Also known as: gallbladder removal, surgical removal of the gallbladder.
What is a cholecystectomy?
The gallbladder is a pear-shaped organ attached to the liver that stores bile. When the gallbladder needs to be removed, the procedure is known as a cholecystectomy.
When is it recommended to remove a gallbladder?
Most gallbladder removals are performed in patients with gallstones in order to prevent future complications. If the gallbladder is not removed, the gallstones can block the gallbladder and cause cholecystitis, migrate outside the gallbladder, blocking the pancreatic duct causing pancreatitis or blocking the bile duct causing a severe infection.
What happens during the procedure?
In most cases cholecystectomy can performed laparoscopically. This is a minimally invasive procedure where a laparoscope is inserted through an incision in the abdomen in order to remove the gallbladder. The procedure usually takes less than an hour.
Is any special preparation needed?
Most patients have an ultrasound done and some blood work done before the case. The patient may need to avoid food, drink or certain medications for a period of time before the procedure.
The surgery is performed under general anesthesia.

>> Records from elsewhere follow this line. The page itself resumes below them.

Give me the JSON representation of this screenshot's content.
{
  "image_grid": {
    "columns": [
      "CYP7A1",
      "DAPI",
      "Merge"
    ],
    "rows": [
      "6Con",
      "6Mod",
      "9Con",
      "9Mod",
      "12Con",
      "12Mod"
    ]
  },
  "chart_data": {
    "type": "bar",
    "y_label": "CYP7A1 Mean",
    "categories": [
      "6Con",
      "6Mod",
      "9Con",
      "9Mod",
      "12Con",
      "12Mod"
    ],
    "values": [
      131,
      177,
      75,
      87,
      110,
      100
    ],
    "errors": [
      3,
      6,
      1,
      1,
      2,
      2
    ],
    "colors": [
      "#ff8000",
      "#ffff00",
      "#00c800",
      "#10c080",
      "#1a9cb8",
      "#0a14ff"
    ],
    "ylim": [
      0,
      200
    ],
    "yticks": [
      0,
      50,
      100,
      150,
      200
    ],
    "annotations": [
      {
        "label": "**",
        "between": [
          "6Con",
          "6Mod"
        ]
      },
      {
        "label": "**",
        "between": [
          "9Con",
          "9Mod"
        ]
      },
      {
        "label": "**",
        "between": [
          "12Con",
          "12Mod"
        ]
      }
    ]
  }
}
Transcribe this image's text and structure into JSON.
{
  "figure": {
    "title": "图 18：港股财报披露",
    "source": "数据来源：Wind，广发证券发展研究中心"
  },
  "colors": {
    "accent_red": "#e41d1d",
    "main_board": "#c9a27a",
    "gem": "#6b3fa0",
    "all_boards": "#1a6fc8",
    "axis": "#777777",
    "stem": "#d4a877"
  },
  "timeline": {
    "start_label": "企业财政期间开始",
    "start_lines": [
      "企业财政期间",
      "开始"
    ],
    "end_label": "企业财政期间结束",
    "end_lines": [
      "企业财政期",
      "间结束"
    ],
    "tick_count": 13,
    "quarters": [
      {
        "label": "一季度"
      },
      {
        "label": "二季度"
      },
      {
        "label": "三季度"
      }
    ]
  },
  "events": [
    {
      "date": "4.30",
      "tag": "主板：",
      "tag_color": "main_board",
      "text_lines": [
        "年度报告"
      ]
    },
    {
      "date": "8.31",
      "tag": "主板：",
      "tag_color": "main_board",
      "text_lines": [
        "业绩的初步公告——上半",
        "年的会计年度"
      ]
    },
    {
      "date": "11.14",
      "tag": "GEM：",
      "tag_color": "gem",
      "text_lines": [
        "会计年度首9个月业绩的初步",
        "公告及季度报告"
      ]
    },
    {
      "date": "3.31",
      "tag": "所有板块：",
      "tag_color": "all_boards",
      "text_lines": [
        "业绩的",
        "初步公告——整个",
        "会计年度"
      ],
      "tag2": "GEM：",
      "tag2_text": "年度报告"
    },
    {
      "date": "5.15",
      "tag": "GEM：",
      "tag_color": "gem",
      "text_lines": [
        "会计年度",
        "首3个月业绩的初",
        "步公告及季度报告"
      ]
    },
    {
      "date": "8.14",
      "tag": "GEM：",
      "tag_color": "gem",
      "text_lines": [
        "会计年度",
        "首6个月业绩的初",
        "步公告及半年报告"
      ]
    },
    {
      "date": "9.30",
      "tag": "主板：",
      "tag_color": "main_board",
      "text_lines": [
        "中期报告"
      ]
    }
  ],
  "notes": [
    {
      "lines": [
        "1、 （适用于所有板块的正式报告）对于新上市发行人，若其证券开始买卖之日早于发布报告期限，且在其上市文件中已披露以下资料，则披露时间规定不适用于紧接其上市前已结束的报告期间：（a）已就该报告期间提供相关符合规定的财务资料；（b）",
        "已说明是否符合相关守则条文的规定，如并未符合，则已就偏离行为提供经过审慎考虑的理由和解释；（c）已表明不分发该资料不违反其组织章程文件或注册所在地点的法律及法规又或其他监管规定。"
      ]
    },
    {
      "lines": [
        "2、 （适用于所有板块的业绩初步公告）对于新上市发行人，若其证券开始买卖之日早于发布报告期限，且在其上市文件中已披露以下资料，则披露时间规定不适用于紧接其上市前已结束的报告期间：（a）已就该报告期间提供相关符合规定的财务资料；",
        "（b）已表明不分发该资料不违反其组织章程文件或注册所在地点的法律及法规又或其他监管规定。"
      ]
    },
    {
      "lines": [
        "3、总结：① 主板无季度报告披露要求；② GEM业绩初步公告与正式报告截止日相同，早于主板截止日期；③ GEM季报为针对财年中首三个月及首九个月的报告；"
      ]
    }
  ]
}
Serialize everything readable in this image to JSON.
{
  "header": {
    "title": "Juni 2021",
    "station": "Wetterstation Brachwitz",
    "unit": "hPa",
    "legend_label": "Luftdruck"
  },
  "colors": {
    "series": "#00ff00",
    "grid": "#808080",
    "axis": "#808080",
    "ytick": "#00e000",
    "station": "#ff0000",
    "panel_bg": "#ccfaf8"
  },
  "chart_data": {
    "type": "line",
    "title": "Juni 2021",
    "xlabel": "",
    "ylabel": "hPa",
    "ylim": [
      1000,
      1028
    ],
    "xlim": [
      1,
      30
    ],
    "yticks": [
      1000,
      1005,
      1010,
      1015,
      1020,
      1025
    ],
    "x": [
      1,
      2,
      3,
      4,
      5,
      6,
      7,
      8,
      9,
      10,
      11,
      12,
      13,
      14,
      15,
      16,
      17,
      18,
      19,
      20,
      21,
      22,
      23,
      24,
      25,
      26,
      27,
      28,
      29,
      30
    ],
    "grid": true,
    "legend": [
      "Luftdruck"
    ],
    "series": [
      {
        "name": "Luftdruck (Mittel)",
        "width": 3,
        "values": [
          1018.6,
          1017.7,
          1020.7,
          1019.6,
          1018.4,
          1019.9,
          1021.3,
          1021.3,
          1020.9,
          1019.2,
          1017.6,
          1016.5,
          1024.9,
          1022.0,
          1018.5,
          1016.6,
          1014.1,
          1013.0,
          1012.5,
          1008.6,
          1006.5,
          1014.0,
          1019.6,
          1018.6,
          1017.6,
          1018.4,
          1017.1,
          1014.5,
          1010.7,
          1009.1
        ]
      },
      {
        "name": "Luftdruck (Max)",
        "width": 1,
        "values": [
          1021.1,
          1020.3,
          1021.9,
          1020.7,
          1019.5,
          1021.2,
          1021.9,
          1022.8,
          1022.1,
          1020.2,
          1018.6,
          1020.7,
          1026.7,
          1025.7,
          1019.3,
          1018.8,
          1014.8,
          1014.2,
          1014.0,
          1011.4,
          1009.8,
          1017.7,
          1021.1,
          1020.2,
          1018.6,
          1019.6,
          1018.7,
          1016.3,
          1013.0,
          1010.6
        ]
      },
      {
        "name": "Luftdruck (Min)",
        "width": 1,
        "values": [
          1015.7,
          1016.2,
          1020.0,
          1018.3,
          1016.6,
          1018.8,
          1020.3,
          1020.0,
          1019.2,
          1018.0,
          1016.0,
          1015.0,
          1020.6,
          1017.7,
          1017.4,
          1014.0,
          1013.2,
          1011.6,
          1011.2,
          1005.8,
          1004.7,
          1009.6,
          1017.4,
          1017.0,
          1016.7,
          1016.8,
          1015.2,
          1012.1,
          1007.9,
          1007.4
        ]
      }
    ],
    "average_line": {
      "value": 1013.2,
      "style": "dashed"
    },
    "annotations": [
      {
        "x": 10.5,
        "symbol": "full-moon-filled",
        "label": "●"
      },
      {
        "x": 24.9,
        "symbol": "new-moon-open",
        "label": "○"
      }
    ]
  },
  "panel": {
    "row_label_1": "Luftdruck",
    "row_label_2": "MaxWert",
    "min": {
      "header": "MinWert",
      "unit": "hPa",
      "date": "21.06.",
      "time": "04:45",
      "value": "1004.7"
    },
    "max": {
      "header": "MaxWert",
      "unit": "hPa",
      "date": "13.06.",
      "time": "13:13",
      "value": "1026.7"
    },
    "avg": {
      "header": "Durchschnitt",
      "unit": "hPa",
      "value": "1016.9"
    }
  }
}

What are the risk factors?
Infection, bleeding, blood clots, injury to surrounding organs and tissue and heart problems are potential risk factors of cholecystectomy. The complications are very low.
What should you expect for recovery?
The recovery for a cholecystectomy is extremely well tolerated by our patients. Patients usually go home the same day with mild pain. The pain is treated with Tylenol and Motrin. Patients will have a postoperative visit with their surgeon after two weeks.